Мальчику читать не хотелось – он медлил, держа книгу на коленях, и пытался разглядеть получше сначала – заброшенное убогое село с пустыми глазницами окон, затем – долгое поле в бурьяне, бесконечные кирпичные корпуса, бегущие за окном, похожие на покинутые казармы, и снова – поле, бескрайнее, пустое. Подушка, торчащая в окне, мешала ему видеть всё кряду, закрывая часть пасмурного неба, и он вытягивал шею, щурясь от сосредоточенности.
Армянки за вагонным столом всё говорили о чём-то, непонятном для прочих, сокрушённо покачивая головами. И лишь изредка одна из них спрашивала другую по-русски, оглядываясь на мальчика:
– Разве было такое раньше в нашем народе?
– Не было никогда! – следовал удручённый ответ. – А как она могла накормить детей? Он денег не присылал три года. Разве она теперь перед ним виновата?
– Не виновата!.. Ей что – похоронить их лучше? Да? Похоронить надо было?
– Похоронить – это хуже!.. Пускай думают, как хотят. Она права.
– Никогда не было такого в Спитаке…
– Не было в горах…
Притихнув, женщины достали из сумки пакеты с едою. И Порфирий отвернулся к стенке, пахнущей гарью. Он даже задремал под перестук колёс, как вдруг услышал старухино виноватое:
– Нет, живая… Не бойтесь!
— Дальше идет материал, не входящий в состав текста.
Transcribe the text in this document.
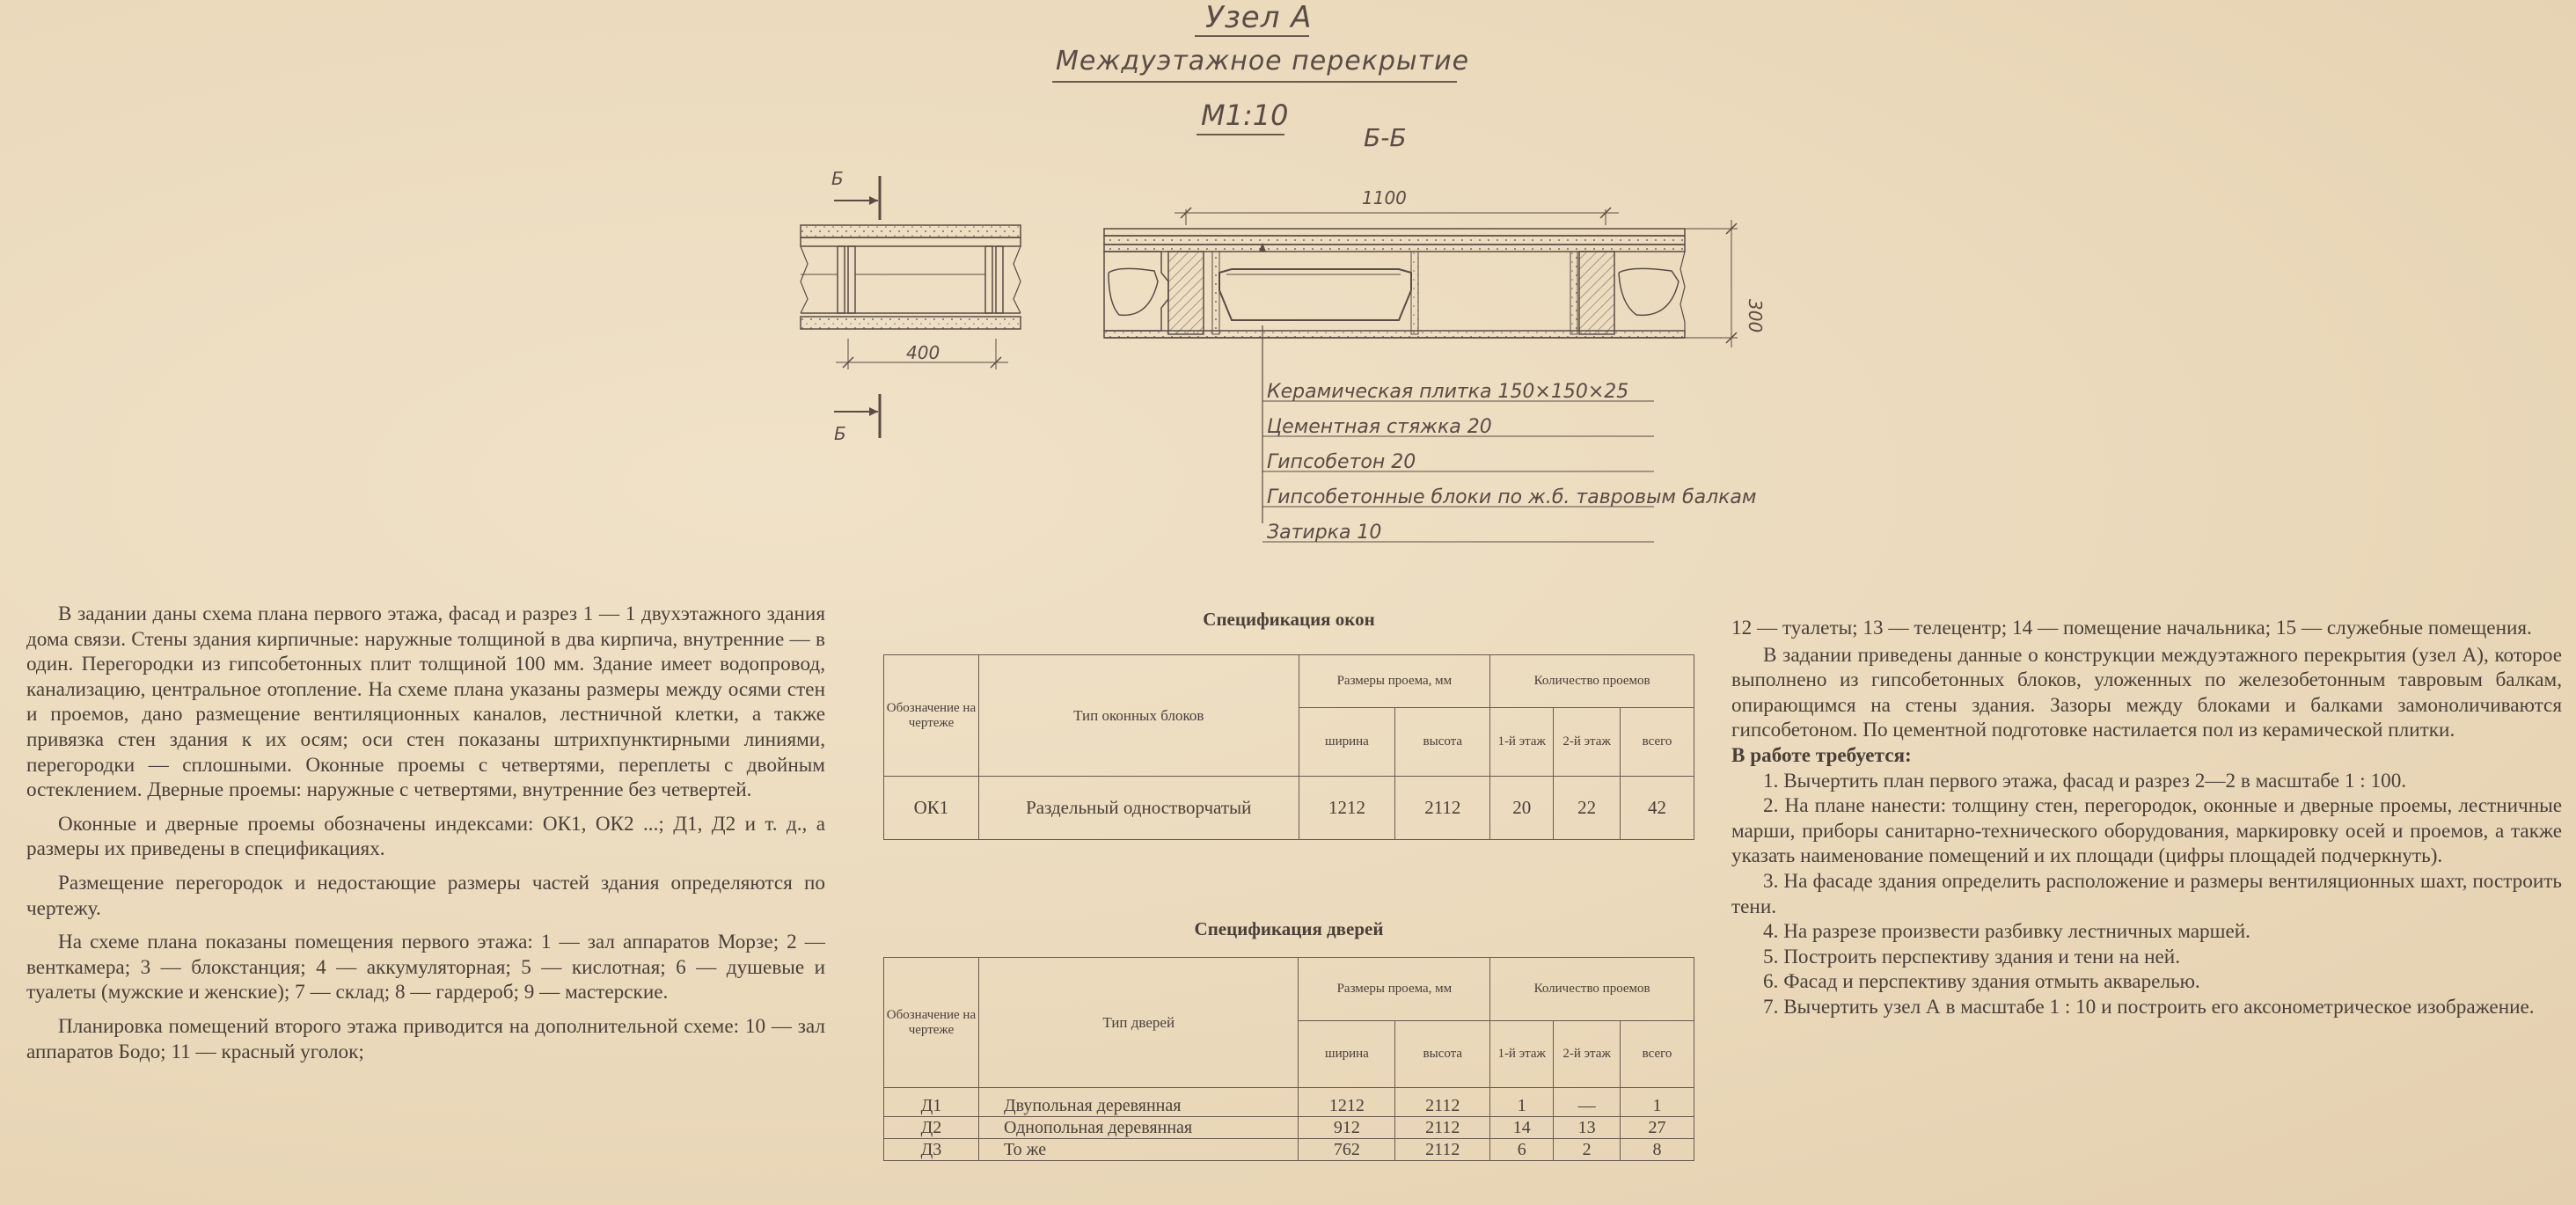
Узел А
Междуэтажное перекрытие
М1:10
Б-Б
Б
Б
400
1100
300
Керамическая плитка 150×150×25
Цементная стяжка 20
Гипсобетон 20
Гипсобетонные блоки по ж.б. тавровым балкам
Затирка 10

В задании даны схема плана первого этажа, фасад и разрез 1 — 1 двухэтажного здания дома связи. Стены здания кирпичные: наружные толщиной в два кирпича, внутренние — в один. Перегородки из гипсобетонных плит толщиной 100 мм. Здание имеет водопровод, канализацию, центральное отопление. На схеме плана указаны размеры между осями стен и проемов, дано размещение вентиляционных каналов, лестничной клетки, а также привязка стен здания к их осям; оси стен показаны штрихпунктирными линиями, перегородки — сплошными. Оконные проемы с четвертями, переплеты с двойным остеклением. Дверные проемы: наружные с четвертями, внутренние без четвертей.

Оконные и дверные проемы обозначены индексами: ОК1, ОК2 ...; Д1, Д2 и т. д., а размеры их приведены в спецификациях.

Размещение перегородок и недостающие размеры частей здания определяются по чертежу.

На схеме плана показаны помещения первого этажа: 1 — зал аппаратов Морзе; 2 — венткамера; 3 — блокстанция; 4 — аккумуляторная; 5 — кислотная; 6 — душевые и туалеты (мужские и женские); 7 — склад; 8 — гардероб; 9 — мастерские.

Планировка помещений второго этажа приводится на дополнительной схеме: 10 — зал аппаратов Бодо; 11 — красный уголок;

Спецификация окон
Обозначение на чертеже	Тип оконных блоков	Размеры проема, мм		Количество проемов		
		ширина	высота	1-й этаж	2-й этаж	всего
ОК1	Раздельный одностворчатый	1212	2112	20	22	42
Спецификация дверей
Обозначение на чертеже	Тип дверей	Размеры проема, мм		Количество проемов		
		ширина	высота	1-й этаж	2-й этаж	всего
Д1	Двупольная деревянная	1212	2112	1	—	1
Д2	Однопольная деревянная	912	2112	14	13	27
Д3	То же	762	2112	6	2	8

12 — туалеты; 13 — телецентр; 14 — помещение начальника; 15 — служебные помещения.

В задании приведены данные о конструкции междуэтажного перекрытия (узел А), которое выполнено из гипсобетонных блоков, уложенных по железобетонным тавровым балкам, опирающимся на стены здания. Зазоры между блоками и балками замоноличиваются гипсобетоном. По цементной подготовке настилается пол из керамической плитки.

В работе требуется:

1. Вычертить план первого этажа, фасад и разрез 2—2 в масштабе 1 : 100.

2. На плане нанести: толщину стен, перегородок, оконные и дверные проемы, лестничные марши, приборы санитарно-технического оборудования, маркировку осей и проемов, а также указать наименование помещений и их площади (цифры площадей подчеркнуть).

3. На фасаде здания определить расположение и размеры вентиляционных шахт, построить тени.

4. На разрезе произвести разбивку лестничных маршей.

5. Построить перспективу здания и тени на ней.

6. Фасад и перспективу здания отмыть акварелью.

7. Вычертить узел А в масштабе 1 : 10 и построить его аксонометрическое изображение.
Нет, нет… Я живая! Извините меня: живая.
Мальчик спросил о чём-то женщин – громко, растерянно. Те шикнули на него разом. А старуха на своей полке под вагонным потолком прошелестела оттаявшим голосом:
– Счастье какое. Спаси Христос… Теперь доеду. Сытая…. Вот, не помру теперь! Хорошо доеду…
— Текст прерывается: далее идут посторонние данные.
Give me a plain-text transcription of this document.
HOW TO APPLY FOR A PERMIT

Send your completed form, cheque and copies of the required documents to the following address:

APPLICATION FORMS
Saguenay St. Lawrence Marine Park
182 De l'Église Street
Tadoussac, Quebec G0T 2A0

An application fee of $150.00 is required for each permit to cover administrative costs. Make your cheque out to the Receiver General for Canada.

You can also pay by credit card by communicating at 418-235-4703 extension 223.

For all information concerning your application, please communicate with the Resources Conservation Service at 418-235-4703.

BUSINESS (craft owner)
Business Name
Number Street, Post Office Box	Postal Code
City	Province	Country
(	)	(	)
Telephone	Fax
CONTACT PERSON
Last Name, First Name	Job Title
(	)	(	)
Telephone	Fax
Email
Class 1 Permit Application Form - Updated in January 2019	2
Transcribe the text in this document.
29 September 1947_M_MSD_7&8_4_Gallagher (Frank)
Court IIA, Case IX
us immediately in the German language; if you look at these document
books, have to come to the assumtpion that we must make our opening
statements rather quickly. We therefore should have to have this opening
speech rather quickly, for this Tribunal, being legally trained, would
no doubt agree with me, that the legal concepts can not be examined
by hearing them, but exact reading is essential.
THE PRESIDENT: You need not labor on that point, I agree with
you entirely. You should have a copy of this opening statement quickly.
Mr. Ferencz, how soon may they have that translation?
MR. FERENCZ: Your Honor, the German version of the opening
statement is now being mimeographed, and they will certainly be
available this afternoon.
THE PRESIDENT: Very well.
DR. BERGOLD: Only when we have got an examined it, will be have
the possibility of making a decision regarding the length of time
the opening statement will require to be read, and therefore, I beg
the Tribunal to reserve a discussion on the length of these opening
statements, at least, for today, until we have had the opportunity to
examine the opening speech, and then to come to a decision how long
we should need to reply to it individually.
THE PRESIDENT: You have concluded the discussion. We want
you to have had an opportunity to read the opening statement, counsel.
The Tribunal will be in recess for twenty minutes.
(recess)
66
И кто-то снизу, потрогав Порфирия за плечо, положил рядом с ним кусок сыра, завёрнутый в лепёшку. Он повернулся на тёплый сытный запах, протирая глаза. Но обе армянки уже отчитывали мальчика – сердито, наперебой, поправляя на нём новую кепку, новый шарф, поношенный воротник старого, тесного пальтеца. И тот, насупившись, стал, наконец, читать себе под нос – с ломким акцентом и с долгими недовольными паузами:
Россия, нищая Россия…
Мне избы серые твои…
Твои мне песни ветро… Ветровы… Ветровые —
Как слёзы… первые… любви…
К подоконнику Тарасевна подбегала в нерабочие свои дни особенно часто; наблюдала бдительно за тем, что делается на пустыре, перед бараком. Уж не бежит ли опять к Амнистиевичу Коревко, вместо того, чтобы искать работу чёрную, надёжную?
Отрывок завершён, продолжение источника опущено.